White Out-Of-Workers Seethe

The liberal media, who were called ‘liars’ by Trump throughout his presidency – and with good reason in some cases – have portrayed the more whacky elements of the far right such as Qanon or the Proud Boys, as the vanguard of poor racists who have lost their cultural capital; the powerless, unemployed and underemployed white working class.

Trump treated government like he was CEO of a corporation. Indeed, some people on the far right and left, believe the US government is a corporation, run by people much lampooned in the Simpsons as The Sacred Order of Stonecutters.

Those on the inner suburban left reckon believe these people deserve little sympathy. They are either people left behind by the decline of manufacturing and the rise of algorithms or they are sad cases consumed with racial status anxiety and animus towards non-whites passing them on the ladder of success. This is news to working class black Americans.

I like to keep up to date with what’s happening to labour in the US as it often presages what happens in Australia. White Trash: The 400-Year Untold History of Class in America by Nancy Isenberg, Hillbilly Elegy: A Memoir of a Family and Culture in Crisis by J. D. Vance or Janesville by Amy Goldstein, give the reader a taste of what it’s like being white, poor and battling to keep the family together in a post-industrial US economy – and it’s got nothing to do with QAnon.

One of the most curious aspects – and this is true in Australia – is that any discussion of the working class has mutated in to a discussion about race. Even discussion of fiction now centres around power and race relations. It’s a very odd world when I join hands with Quadrant to write about the rise of censorship from the more bonkers elements of the cultural left.

There’s a kind of salty romanticism about the working class. Indeed, the myth of mateship, the poems of Banjo Paterson and Henry Lawson, the slaughter at Gallipoli, are historical working class narratives. Think of AC/DC and Jimmy Barnes. If you go to Elizabeth, Port Kembla, Broadmeadows, Logan or scores of other suburbs and LGAs across Australia, and no one is playing two up. Survival is the name of the game.

Since the Keating reforms, many working people, including skilled tradespeople, have thrived but a large underclass has also emerged of long-term unemployed, serial contract workers, and people who are on the margins because of illness or family breakdown. And there are people on very low incomes with a middle-class cultural background – the unemployed PhD students.

In American history, politicians (think Davy Crockett and Andrew Jackson) turned humble roots into a mark of “backwoodsman” authenticity, but the term poor white trash was never far away. Those undeserving of pity; who bought their fate down upon themselves.

Trump and Bannon were smart enough to realise that there were millions of disaffected working class people in America’s south and west and their vote, helped defeat Hilary Clinton.

Over the past 35 years the working class has been devalued, the result of an economic version of the Hunger Games. It has pitted everyone against each other, regardless of where they started. Some contestants, such as business owners, were equipped with the fanciest weapons. The working class only had their hands. They lost and have been left to deal on their own.

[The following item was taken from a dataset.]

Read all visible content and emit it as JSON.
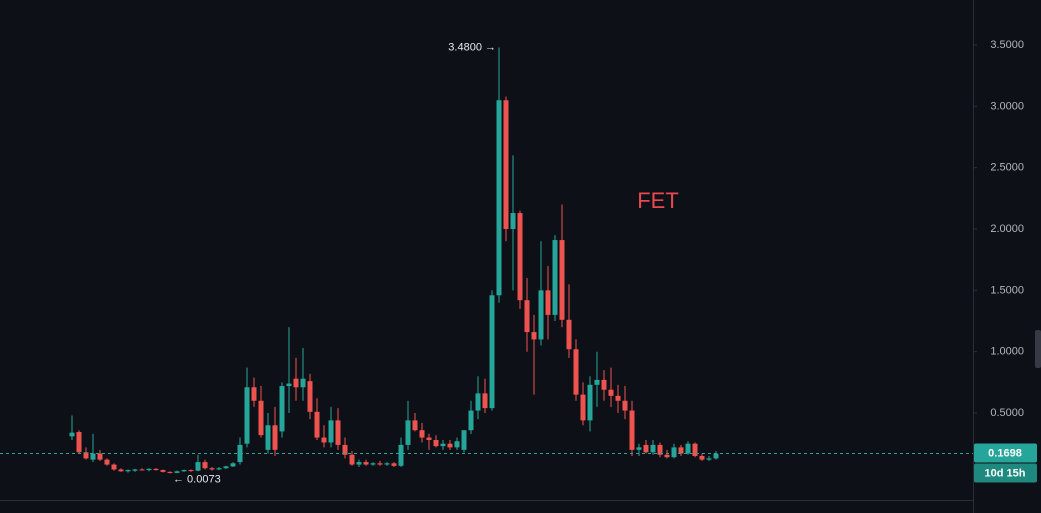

The working class label, like that of the cowboy, conjured a vast swath of salt-of-the-earth citizens living and working in the wide-open spaces between the coasts, who were dubious of the effete, hifalutin types increasingly dominating the party that had once purported to represent the common man. The “white working class” connoted virtue and integrity.

These people look on J-Lo and Alicia Keys singing their sweet lefty peons of love and tolerance as Joe Biden is sworn in but nothing has changed. Yet social breakdown among low-income whites is following trends that had begun decades earlier among African Americans. Rates of out-of-wedlock births and male joblessness are soaring.

Indeed, anyone who has read Nomadland by Jessica Bruder (the film glosses over the book’s criticism of the poor treatment and payment of Amazon warehouse workers), will recognise the phenomena of rootlessness. There’s been a surge in opiate addiction among white Americans, alongside reports of rising mortality rates (including by suicide) among middle-aged whites. Many turned to Trump, who instead of helping them, slashed taxes.

It’s a fact that the trailer parks built in the US to provide housing for war-industry workers gave rise to a whole new demeaning stereotype: trailer trash. Starting in the 1970s, the new preoccupation with ethnic heritage instilled a semi-ironic pride in “redneck” identity. The upgraded self-image prefigured the elevation of the “white working class” in the years to follow. Today’s trailer trash are yesterday’s vagrants on wheels.

It is not just about economic issues and jobs. Culturally, we are witnessing a tale of two Americas that are growing more distinct by the day.

With the decline in employment in manufacturing caused by globalisation and, more particularly, automation, less-educated Americans have become increasingly less likely to have jobs. The share of prime-age men in the labour force has trended downwards for decades.

So Trump is more a symptom than a cause of America’s long-running economic and social decay. Which doesn’t change the likelihood that his woeful mismanagement of the coronavirus pandemic will add to the economic and social causes of deaths of despair.

The pandemic has exposed and accelerated the long-term trends that will render the US economy even more unequal and dysfunctional than it already was, further undermining the lives and livelihoods of less-educated people in the years ahead.